[In] finding your True Self, you will have found an absolute reference point that is both utterly within you and utterly beyond you at the very same time. This grounds the soul in big and reliable truth. “My deepest me is God!” St. Catherine of Genoa shouted as she ran through the streets of town, just as Colossians had already shouted to both Jews and pagans, “The mystery is Christ within you—your hope of Glory!” (1:27).
The healthy inner authority of the True Self can now be balanced by a more objective outer authority of Scripture and mature Tradition. Your experience is not just your experience, in other words. That’s what tells you that you are not crazy. That God is both utterly beyond me and yet totally within me at the same time is the exquisite balance that most religion seldom achieves, in my opinion. Now the law is written on both tablets of stone (Exodus 31.18) and within your heart (Deuteronomy 29.12-14), and the old covenant has rightly morphed into the new (Jeremiah 31.31-34).
Richard Rohr, excerpted from Immortal Diamond: the Search for Our True Self (due for publication February 2013)
Today, I had an epiphany. At least, I suppose that’s a reasonable way to describe it, since I can’t think of another word…
I was looking, as it happened, at one of those red emergency call pulls, a red nylon cord with a dangling triangular, red, translucent plastic handle, when I realised that God was in everything—not just in some theoretical, theological way, but actually, tangibly present. Not, you understand, that everything is God, but that he is there, as much as there is space between the subatomic particles of all matter.
More than that, God is at the very heart of all that is, living and true, alive—oh, so gloriously alive—and that that life is love itself. More than that, it is the love of God in Christ that holds us, saves us, builds a bridge between our frail and temporary lives and that measureless permanence that gives to the interstellar chasms their being, as much as to a little red plastic emergency call pull, and to me.
Paul says there is “one God and Father of all, who is above all and through all and in all” (Ephesians 4.6) and that Christ “himself is before all things, and in him all things hold together…” (Colossians 1.17)
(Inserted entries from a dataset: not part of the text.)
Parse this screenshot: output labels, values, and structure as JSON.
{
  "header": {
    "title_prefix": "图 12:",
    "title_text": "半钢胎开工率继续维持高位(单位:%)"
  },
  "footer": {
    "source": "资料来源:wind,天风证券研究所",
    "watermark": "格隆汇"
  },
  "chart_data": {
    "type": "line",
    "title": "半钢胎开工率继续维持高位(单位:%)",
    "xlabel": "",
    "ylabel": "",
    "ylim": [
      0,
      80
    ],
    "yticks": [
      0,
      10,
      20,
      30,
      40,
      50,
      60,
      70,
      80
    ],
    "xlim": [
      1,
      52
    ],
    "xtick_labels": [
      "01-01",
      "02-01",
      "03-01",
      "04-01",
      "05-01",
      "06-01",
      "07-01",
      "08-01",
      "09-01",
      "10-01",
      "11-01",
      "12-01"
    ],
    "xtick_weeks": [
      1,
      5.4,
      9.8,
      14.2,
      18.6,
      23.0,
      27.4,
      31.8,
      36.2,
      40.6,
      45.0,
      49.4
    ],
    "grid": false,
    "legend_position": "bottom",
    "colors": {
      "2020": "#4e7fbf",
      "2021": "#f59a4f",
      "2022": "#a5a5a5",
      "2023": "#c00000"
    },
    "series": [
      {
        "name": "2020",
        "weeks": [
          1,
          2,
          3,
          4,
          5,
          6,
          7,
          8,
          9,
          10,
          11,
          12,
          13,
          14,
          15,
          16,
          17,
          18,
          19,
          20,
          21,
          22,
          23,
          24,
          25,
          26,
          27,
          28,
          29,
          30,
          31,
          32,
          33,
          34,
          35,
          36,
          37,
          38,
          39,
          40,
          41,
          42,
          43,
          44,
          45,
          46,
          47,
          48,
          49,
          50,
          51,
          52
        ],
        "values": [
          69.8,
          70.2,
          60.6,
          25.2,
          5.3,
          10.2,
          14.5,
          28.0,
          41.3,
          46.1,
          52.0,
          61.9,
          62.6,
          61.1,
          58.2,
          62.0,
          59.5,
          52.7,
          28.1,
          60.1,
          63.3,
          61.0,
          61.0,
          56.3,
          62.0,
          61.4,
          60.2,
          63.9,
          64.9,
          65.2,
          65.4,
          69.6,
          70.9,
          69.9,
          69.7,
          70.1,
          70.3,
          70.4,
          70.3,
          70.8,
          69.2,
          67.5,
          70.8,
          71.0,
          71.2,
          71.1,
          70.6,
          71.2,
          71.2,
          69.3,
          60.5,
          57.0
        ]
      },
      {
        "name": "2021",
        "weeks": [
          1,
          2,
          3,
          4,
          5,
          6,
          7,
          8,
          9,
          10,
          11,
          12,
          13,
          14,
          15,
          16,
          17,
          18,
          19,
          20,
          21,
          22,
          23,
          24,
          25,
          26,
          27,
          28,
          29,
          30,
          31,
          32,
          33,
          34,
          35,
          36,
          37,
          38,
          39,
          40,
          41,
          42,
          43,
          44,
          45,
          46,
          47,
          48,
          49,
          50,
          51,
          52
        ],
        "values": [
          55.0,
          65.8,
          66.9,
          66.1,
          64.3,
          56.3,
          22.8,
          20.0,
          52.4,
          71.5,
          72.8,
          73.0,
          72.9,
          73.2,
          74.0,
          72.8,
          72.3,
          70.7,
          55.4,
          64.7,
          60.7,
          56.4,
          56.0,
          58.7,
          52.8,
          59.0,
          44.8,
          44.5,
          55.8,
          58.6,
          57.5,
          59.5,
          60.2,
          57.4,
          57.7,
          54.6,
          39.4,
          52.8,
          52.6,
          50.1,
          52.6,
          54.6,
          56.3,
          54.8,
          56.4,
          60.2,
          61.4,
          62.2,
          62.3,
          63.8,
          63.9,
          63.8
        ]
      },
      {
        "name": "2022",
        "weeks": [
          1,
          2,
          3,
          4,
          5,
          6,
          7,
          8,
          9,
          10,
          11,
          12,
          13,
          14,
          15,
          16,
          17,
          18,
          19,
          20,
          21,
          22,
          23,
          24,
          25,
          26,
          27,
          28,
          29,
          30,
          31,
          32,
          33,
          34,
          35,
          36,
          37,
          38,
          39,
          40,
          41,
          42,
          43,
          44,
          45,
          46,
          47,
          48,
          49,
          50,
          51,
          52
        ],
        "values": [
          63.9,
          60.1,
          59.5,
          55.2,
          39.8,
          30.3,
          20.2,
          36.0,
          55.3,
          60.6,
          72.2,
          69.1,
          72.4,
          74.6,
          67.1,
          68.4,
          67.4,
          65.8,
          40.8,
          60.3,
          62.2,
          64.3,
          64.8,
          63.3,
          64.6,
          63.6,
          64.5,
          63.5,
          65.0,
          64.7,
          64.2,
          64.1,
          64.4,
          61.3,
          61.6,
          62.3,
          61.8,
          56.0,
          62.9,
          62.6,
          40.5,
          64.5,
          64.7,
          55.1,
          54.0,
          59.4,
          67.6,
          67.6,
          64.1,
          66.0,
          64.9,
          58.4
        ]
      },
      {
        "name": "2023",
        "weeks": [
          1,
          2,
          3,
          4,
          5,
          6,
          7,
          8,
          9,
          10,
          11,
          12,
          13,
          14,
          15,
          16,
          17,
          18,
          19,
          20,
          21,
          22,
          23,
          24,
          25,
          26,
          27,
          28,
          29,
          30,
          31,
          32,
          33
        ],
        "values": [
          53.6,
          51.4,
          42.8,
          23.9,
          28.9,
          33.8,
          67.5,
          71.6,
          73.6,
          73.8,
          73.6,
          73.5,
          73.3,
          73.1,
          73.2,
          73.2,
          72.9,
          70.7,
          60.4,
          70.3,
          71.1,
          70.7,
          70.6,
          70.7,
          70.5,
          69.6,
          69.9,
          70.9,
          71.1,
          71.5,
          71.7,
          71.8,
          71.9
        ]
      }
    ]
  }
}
That is how it was. I have read and re-read these words in the New Testament, and they have been only words. Today, in a small red plastic triangle, they were plain experience, nothing more.
Lord Jesus Christ, Son of God, have mercy on me, a sinner…
2 comments:
I think that's always the most striking part, to see that God is equally present in banalities, not just in special things. We seem inclined to think the universe is like a Swiss cheese, with God absent from certain places or events or things we don't consider particularly God-worthy. As if we are the ones who get to say how God is and what He should do. As if God wanders off to have a beer while we watch television, and then comes back when we say our bedtime prayers.
Recognizing true always-already-ever-presentness, is there anything at all that is not vibrantly embraced in infinite mercy, love, forgiveness and joy?
Beautifully put, Ona! Of course there isn't anything at all that isn't embraced, loved, held in that indefatigable mercy. And that is the most wonderful thing you can ever realise, as far as I can see!